Mas os esforços de Trump para continuar no noticiário são acompanhados pelos esforços de Biden para ficar fora dele. O presidente dá espantosamente poucas entrevistas. Não faz gestos que chamem a atenção nem tuítes que suscitem grande repercussão. Nem sempre tenho certeza se isso é por estratégia ou por necessidade: não está claro se a equipe de Biden confia que ele consiga fazer com que conversas individuais ou entrevistas o beneficiem. Mas talvez a diferença não venha ao caso: uma boa estratégia às vezes nasce de uma realidade indesejada.

Biden simplesmente não ocupa muito espaço no discurso político. Ele é uma figura muito menos central, polêmica e chamativa do que foram Trump, Obama ou Bush. Biden tem, surpreendentemente, realizado muito nos meses recentes, mas depois de concluir alguma coisa ele volta a sumir no segundo plano.

Isso não significa que não faça nada. Ele governa. Nesta última semana, anulou todas as condenações federais por posse de maconha. Antes disso, cancelou centenas de bilhões de dólares em dívida estudantil (ainda que haja questões legais e administrativas em relação a esse plano). Assinou a Lei de Redução da Inflação. Mas depois ele segue para o assunto seguinte; não está interessado em pegar suas ideias para políticas públicas e convertê-las em guerras culturais.

Biden não conquistou a indicação para a candidatura presidencial democrata em 2020 por ser o candidato mais instigante ou ter multidões de partidários convictos. O argumento mais frequentemente apresentado em favor dele era que outras pessoas o achariam aceitável. E ficou comprovado que era o caso.

Biden conseguiu reunir uma coalizão incomumente ampla de pessoas que temiam Trump e que consideravam Biden ok. Essa estratégia exigiu uma atuação discreta. Muitos políticos teriam enfrentado Trump e tentado fazer a eleição girar em torno deles. Biden se conteve e deixou que Trump fizesse a eleição ser sobre ele, Trump.

Desconfio que seja por isso que o índice de aprovação de Biden é e tem sido moderado. Ele atrai os democratas não tanto por que os inspira, mas porque parece ser alguém que possibilita que as coisas sejam realizadas. Não é preciso amá-lo para apoiá-lo, não é preciso nem sequer gostar realmente dele. É preciso acreditar nele como veículo para impedir algo pior. Isso ainda se aplica hoje.

O que nunca ficou claro para mim era o que Biden e os democratas fariam quando Trump não fosse candidato –quando Biden tivesse que animar o entusiasmo democrata sozinho. Mas Biden está usando em 2022 uma estratégia surpreendentemente semelhante à que utilizou em 2020, com alguma evidência de sucesso. Ele não tenta dominar a atenção do país dia após dia. E isso tem deixado espaço para Trump, a Suprema Corte e uma leva de candidatos republicanos insatisfatórios converter-se no assunto do dia e lembrar aos democratas o que está em jogo em 2022.

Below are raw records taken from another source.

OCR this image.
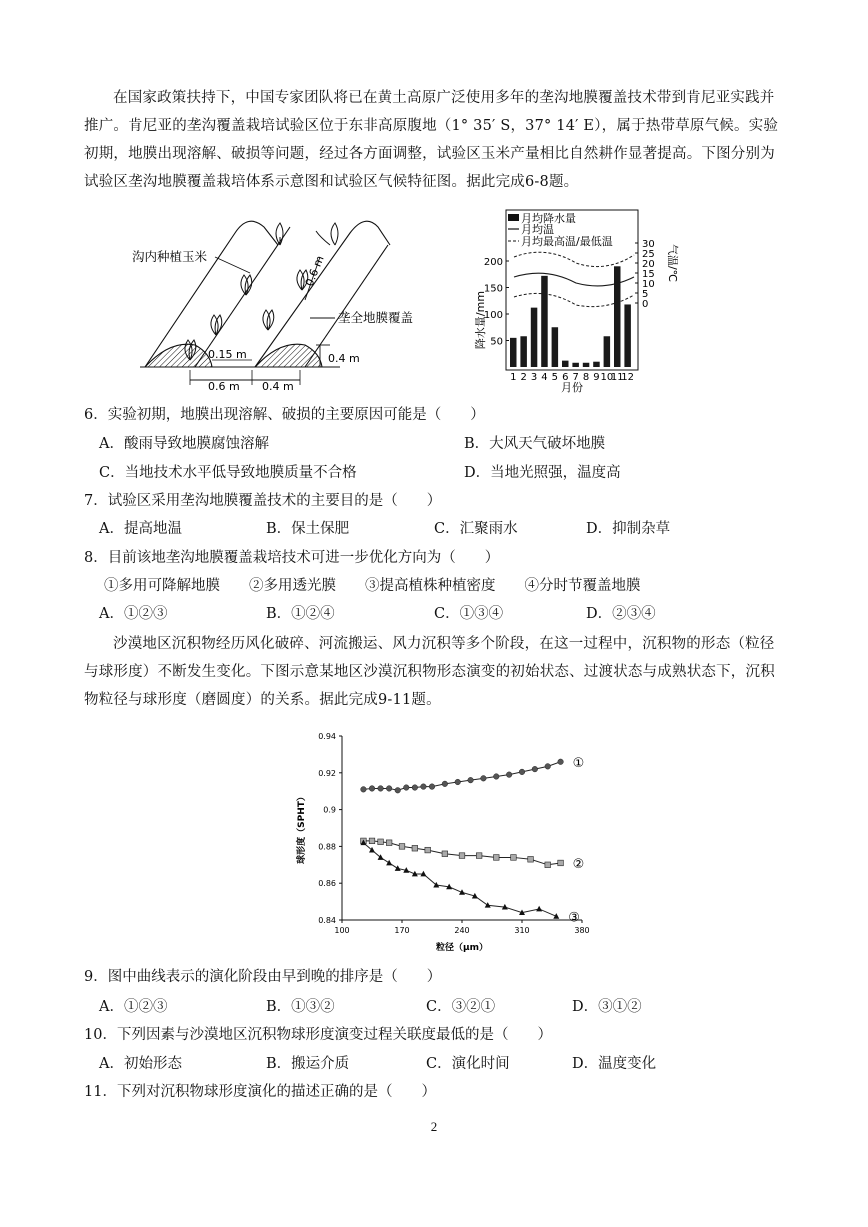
在国家政策扶持下，中国专家团队将已在黄土高原广泛使用多年的垄沟地膜覆盖技术带到肯尼亚实践并推广。肯尼亚的垄沟覆盖栽培试验区位于东非高原腹地（1° 35′ S，37° 14′ E），属于热带草原气候。实验初期，地膜出现溶解、破损等问题，经过各方面调整，试验区玉米产量相比自然耕作显著提高。下图分别为试验区垄沟地膜覆盖栽培体系示意图和试验区气候特征图。据此完成6-8题。

沟内种植玉米
垄全地膜覆盖
0.6 m
0.15 m
0.6 m 0.4 m
0.4 m
月均降水量
月均温
月均最高温/最低温
1 2 3 4 5 6 7 8 9 10
11
12
50
100
150
200
0
5
10
15
20
25
30
降水量/mm
气温/℃
月份
6．实验初期，地膜出现溶解、破损的主要原因可能是（　　）
A．酸雨导致地膜腐蚀溶解	B．大风天气破坏地膜
C．当地技术水平低导致地膜质量不合格	D．当地光照强，温度高
7．试验区采用垄沟地膜覆盖技术的主要目的是（　　）
A．提高地温	B．保土保肥	C．汇聚雨水	D．抑制杂草
8．目前该地垄沟地膜覆盖栽培技术可进一步优化方向为（　　）
①多用可降解地膜　　②多用透光膜　　③提高植株种植密度　　④分时节覆盖地膜
A．①②③	B．①②④	C．①③④	D．②③④

沙漠地区沉积物经历风化破碎、河流搬运、风力沉积等多个阶段，在这一过程中，沉积物的形态（粒径与球形度）不断发生变化。下图示意某地区沙漠沉积物形态演变的初始状态、过渡状态与成熟状态下，沉积物粒径与球形度（磨圆度）的关系。据此完成9-11题。

100	170	240	310	380
0.84
0.86
0.88
0.9
0.92
0.94
①
②
③
粒径（μm）
球形度（SPHT）
9．图中曲线表示的演化阶段由早到晚的排序是（　　）
A．①②③	B．①③②	C．③②①	D．③①②
10．下列因素与沙漠地区沉积物球形度演变过程关联度最低的是（　　）
A．初始形态	B．搬运介质	C．演化时间	D．温度变化
11．下列对沉积物球形度演化的描述正确的是（　　）
2
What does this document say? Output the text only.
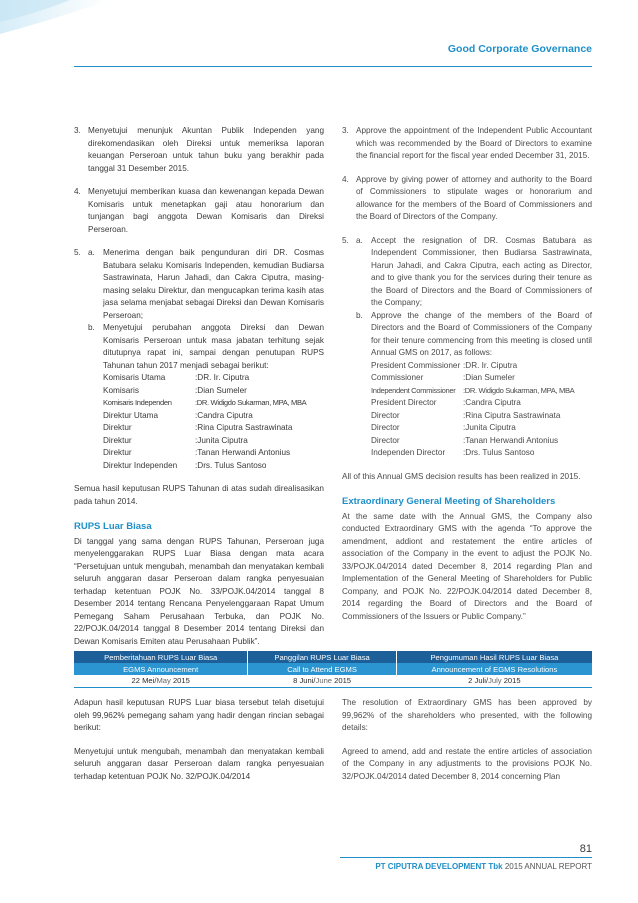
Good Corporate Governance
3. Menyetujui menunjuk Akuntan Publik Independen yang direkomendasikan oleh Direksi untuk memeriksa laporan keuangan Perseroan untuk tahun buku yang berakhir pada tanggal 31 Desember 2015.
4. Menyetujui memberikan kuasa dan kewenangan kepada Dewan Komisaris untuk menetapkan gaji atau honorarium dan tunjangan bagi anggota Dewan Komisaris dan Direksi Perseroan.
5. a. Menerima dengan baik pengunduran diri DR. Cosmas Batubara selaku Komisaris Independen, kemudian Budiarsa Sastrawinata, Harun Jahadi, dan Cakra Ciputra, masing-masing selaku Direktur, dan mengucapkan terima kasih atas jasa selama menjabat sebagai Direksi dan Dewan Komisaris Perseroan;
b. Menyetujui perubahan anggota Direksi dan Dewan Komisaris Perseroan untuk masa jabatan terhitung sejak ditutupnya rapat ini, sampai dengan penutupan RUPS Tahunan tahun 2017 menjadi sebagai berikut:
Komisaris Utama	:DR. Ir. Ciputra
Komisaris	:Dian Sumeler
Komisaris Independen	:DR. Widigdo Sukarman, MPA, MBA
Direktur Utama	:Candra Ciputra
Direktur	:Rina Ciputra Sastrawinata
Direktur	:Junita Ciputra
Direktur	:Tanan Herwandi Antonius
Direktur Independen	:Drs. Tulus Santoso
Semua hasil keputusan RUPS Tahunan di atas sudah direalisasikan pada tahun 2014.
RUPS Luar Biasa
Di tanggal yang sama dengan RUPS Tahunan, Perseroan juga menyelenggarakan RUPS Luar Biasa dengan mata acara “Persetujuan untuk mengubah, menambah dan menyatakan kembali seluruh anggaran dasar Perseroan dalam rangka penyesuaian terhadap ketentuan POJK No. 33/POJK.04/2014 tanggal 8 Desember 2014 tentang Rencana Penyelenggaraan Rapat Umum Pemegang Saham Perusahaan Terbuka, dan POJK No. 22/POJK.04/2014 tanggal 8 Desember 2014 tentang Direksi dan Dewan Komisaris Emiten atau Perusahaan Publik”.
3. Approve the appointment of the Independent Public Accountant which was recommended by the Board of Directors to examine the financial report for the fiscal year ended December 31, 2015.
4. Approve by giving power of attorney and authority to the Board of Commissioners to stipulate wages or honorarium and allowance for the members of the Board of Commissioners and the Board of Directors of the Company.
5. a. Accept the resignation of DR. Cosmas Batubara as Independent Commissioner, then Budiarsa Sastrawinata, Harun Jahadi, and Cakra Ciputra, each acting as Director, and to give thank you for the services during their tenure as the Board of Directors and the Board of Commissioners of the Company;
b. Approve the change of the members of the Board of Directors and the Board of Commissioners of the Company for their tenure commencing from this meeting is closed until Annual GMS on 2017, as follows:
President Commissioner :DR. Ir. Ciputra
Commissioner	:Dian Sumeler
Independent Commissioner :DR. Widigdo Sukarman, MPA, MBA
President Director	:Candra Ciputra
Director	:Rina Ciputra Sastrawinata
Director	:Junita Ciputra
Director	:Tanan Herwandi Antonius
Independen Director	:Drs. Tulus Santoso
All of this Annual GMS decision results has been realized in 2015.
Extraordinary General Meeting of Shareholders
At the same date with the Annual GMS, the Company also conducted Extraordinary GMS with the agenda “To approve the amendment, addiont and restatement the entire articles of association of the Company in the event to adjust the POJK No. 33/POJK.04/2014 dated December 8, 2014 regarding Plan and Implementation of the General Meeting of Shareholders for Public Company, and POJK No. 22/POJK.04/2014 dated December 8, 2014 regarding the Board of Directors and the Board of Commissioners of the Issuers or Public Company.”
Pemberitahuan RUPS Luar Biasa	Panggilan RUPS Luar Biasa	Pengumuman Hasil RUPS Luar Biasa
EGMS Announcement	Call to Attend EGMS	Announcement of EGMS Resolutions
22 Mei/May 2015	8 Juni/June 2015	2 Juli/July 2015
Adapun hasil keputusan RUPS Luar biasa tersebut telah disetujui oleh 99,962% pemegang saham yang hadir dengan rincian sebagai berikut:
Menyetujui untuk mengubah, menambah dan menyatakan kembali seluruh anggaran dasar Perseroan dalam rangka penyesuaian terhadap ketentuan POJK No. 32/POJK.04/2014
The resolution of Extraordinary GMS has been approved by 99,962% of the shareholders who presented, with the following details:
Agreed to amend, add and restate the entire articles of association of the Company in any adjustments to the provisions POJK No. 32/POJK.04/2014 dated December 8, 2014 concerning Plan
81
PT CIPUTRA DEVELOPMENT Tbk 2015 ANNUAL REPORT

Estou cético demais, depois dos equívocos recentes nas pesquisas, para achar que podemos dar como certo que este será um bom ano para os democratas. Vitórias republicanas na Câmara e no Senado não me surpreenderão.

Mas vale notar: neste mesmo ponto em 2010, os republicanos estavam muito mais entusiasmados que os democratas em ir às urnas. Neste mesmo ponto em 2018, os democratas estavam mais entusiasmados que os republicanos. E este ano? É mais ou menos um empate, com algumas pesquisas chegando a dar uma ligeira vantagem aos democratas.

Se esses números se confirmarem e os democratas evitarem uma derrota arrasadora em novembro, Biden vai ficar devendo um cesto de frutas a Trump.